In short, please treat any contact from Vastons.com with extreme caution – at the very least, get on the phone to JetBlue and ask them if they are a client of "Vastons Marketing".  Do NOT phone any contact number for a JetBlue representative that may been given to you – grab your telephone directory, phone JetBlue’s head office, and go from there – that way you will know for sure that you are talking to the real JetBlue.  And be careful of any credit references supplied – don’t forget these tricks from the past:

http://msmvps.com/blogs/spywaresucks/archive/2009/04/23/1690197.aspx – in this example, contact details for a fake “Tribalfusion” referee were supplied.

http://msmvps.com/blogs/spywaresucks/archive/2007/12/07/1383504.aspx – in this case, a forged “letter of mandate” was supplied.


2 comments to...
“ALERT: Please treat content from vastons.com with extreme caution”

moogie

anybody who can’t afford to lose $45,000 should probably be conducting their own due diligence with who they do business with, and not reading this particular blog entry.

really, though, i do get and appreciate the exposure and publicization of this (potential) scam, but i’m more of a “teach a man to fish” type of person.

sorry, guess i’m just grumpy after a rough day, and i think this blog would be overwhelmed if it addressed every (potential) scam like this. maybe add a standard section on how to verify the authenticity and veracity of offers, and include the link to that section for posts like this?

just me, with a crappy CISSP and Information Assurance certificate.



sandi

Hi Moogie,

Grumpiness forgiven 🙂

In the end, my readers look to me for information about the latest pseudonyms being used by the bad guys and the latest tricks of the trade – and people write to me to warn me when they have been approached by somebody using a new pseudonym.
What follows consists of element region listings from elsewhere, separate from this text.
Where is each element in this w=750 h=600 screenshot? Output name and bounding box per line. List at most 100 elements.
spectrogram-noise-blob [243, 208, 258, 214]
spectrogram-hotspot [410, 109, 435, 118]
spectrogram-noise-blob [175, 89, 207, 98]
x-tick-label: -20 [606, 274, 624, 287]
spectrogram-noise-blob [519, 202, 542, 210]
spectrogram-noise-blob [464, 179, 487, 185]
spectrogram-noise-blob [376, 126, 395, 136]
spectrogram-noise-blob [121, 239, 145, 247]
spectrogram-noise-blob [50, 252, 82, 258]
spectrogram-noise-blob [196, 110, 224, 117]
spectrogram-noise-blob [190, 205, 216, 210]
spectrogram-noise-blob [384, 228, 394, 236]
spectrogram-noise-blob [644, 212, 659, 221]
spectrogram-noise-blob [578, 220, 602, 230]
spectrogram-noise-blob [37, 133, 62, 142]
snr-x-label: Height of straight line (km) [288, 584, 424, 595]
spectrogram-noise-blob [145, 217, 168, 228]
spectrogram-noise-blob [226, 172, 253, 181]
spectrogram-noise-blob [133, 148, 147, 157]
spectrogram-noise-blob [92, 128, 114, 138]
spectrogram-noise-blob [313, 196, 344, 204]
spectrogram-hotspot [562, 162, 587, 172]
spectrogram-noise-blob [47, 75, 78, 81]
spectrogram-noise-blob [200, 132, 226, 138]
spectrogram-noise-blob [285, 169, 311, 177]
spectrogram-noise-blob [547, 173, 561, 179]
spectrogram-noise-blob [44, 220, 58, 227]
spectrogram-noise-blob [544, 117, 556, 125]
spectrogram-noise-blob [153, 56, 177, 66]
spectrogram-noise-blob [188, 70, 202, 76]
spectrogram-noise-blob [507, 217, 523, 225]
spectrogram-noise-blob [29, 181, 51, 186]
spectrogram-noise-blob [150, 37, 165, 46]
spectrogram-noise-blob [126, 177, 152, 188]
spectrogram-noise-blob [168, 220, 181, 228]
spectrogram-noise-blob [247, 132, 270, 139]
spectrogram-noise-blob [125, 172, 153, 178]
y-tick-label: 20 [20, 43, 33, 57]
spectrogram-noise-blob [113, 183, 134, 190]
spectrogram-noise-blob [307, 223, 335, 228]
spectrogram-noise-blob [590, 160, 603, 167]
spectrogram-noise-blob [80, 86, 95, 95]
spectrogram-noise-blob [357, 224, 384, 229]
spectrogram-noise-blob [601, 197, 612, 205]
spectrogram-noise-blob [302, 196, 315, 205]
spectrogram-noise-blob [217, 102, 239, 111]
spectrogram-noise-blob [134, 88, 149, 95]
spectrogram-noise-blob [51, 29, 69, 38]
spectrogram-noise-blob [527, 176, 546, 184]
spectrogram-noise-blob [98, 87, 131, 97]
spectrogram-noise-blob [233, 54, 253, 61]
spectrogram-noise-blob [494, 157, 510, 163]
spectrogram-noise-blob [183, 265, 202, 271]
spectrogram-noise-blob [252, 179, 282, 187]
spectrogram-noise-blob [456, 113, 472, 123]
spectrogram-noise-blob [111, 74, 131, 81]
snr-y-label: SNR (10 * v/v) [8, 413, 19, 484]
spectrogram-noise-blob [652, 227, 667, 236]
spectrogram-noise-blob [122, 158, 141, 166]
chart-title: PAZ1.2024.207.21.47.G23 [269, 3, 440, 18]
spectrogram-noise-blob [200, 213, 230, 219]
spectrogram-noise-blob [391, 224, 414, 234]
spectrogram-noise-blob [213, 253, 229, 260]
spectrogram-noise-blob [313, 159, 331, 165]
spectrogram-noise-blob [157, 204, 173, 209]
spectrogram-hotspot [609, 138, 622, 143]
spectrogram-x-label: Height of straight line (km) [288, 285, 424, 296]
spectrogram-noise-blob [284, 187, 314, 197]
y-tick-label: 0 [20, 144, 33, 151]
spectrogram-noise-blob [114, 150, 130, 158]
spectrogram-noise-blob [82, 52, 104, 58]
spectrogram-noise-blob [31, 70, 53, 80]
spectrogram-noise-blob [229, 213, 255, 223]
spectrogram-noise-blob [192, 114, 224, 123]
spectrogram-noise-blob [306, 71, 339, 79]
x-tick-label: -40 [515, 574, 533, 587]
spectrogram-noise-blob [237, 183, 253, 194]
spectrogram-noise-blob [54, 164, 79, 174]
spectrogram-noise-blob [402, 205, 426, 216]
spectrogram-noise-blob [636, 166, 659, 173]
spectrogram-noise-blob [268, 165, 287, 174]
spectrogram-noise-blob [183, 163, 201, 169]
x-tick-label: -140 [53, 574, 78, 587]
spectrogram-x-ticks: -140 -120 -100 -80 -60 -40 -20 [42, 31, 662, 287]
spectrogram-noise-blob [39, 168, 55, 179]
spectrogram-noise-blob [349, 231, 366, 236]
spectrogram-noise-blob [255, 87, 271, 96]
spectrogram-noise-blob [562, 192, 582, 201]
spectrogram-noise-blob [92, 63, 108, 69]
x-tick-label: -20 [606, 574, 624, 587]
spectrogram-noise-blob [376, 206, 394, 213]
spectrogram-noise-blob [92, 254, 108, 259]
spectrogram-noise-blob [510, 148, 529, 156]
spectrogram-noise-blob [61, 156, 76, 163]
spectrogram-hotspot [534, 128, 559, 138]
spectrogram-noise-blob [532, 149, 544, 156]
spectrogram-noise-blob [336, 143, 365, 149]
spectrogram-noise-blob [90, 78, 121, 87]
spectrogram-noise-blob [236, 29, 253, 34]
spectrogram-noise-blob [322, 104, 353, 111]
For ‘standard’ advice, I refer people to http://www.anti-malvertising.com.

That being said, this blog does teach people how to fish, but it also gets a warning out about the pseudonyms that the crooks are using *right now* – information that can be of vital importance. The nature of this field is that information about things like pseudonyms is time critical. I have lost track of the number of times people have written to me to thank me for the warnings I post because they had been approached, conducted a web search, and found this blog and had been saved from accepting malvertizing.

The realities of blogging, and RSS, and search engines is that information gets buried over time and gets harder to find – and the bad guys change their modus operandi over time as well. A year ago it was DIRECTI as Registrar that was a common danger sign; now BIZCN has come to the fore. It used to be that domains hosted in certain tax havens were a bad sign, now Netdirekt has come to the fore. It used to be that the bad guys dumped all of their eggs in the one very smelly basket; nowadays they diversify their assets and it has gotten harder to be confident in making judgments about the bona fides or otherwise of a potential seller of advertising, unless you have developed a “spider sense” that comes with experience. Reality is that the first thing sales staff do when approached by miscreants is they conduct a web search – they need information about the person that has approached them because they simply don’t have the training and experience to be confident in making a judgment. A few hours ago, a search for vastons.com came up virtually empty – now a search brings up pages of hits (mostly repeating this blog, I admit, but at least the warning is out there now).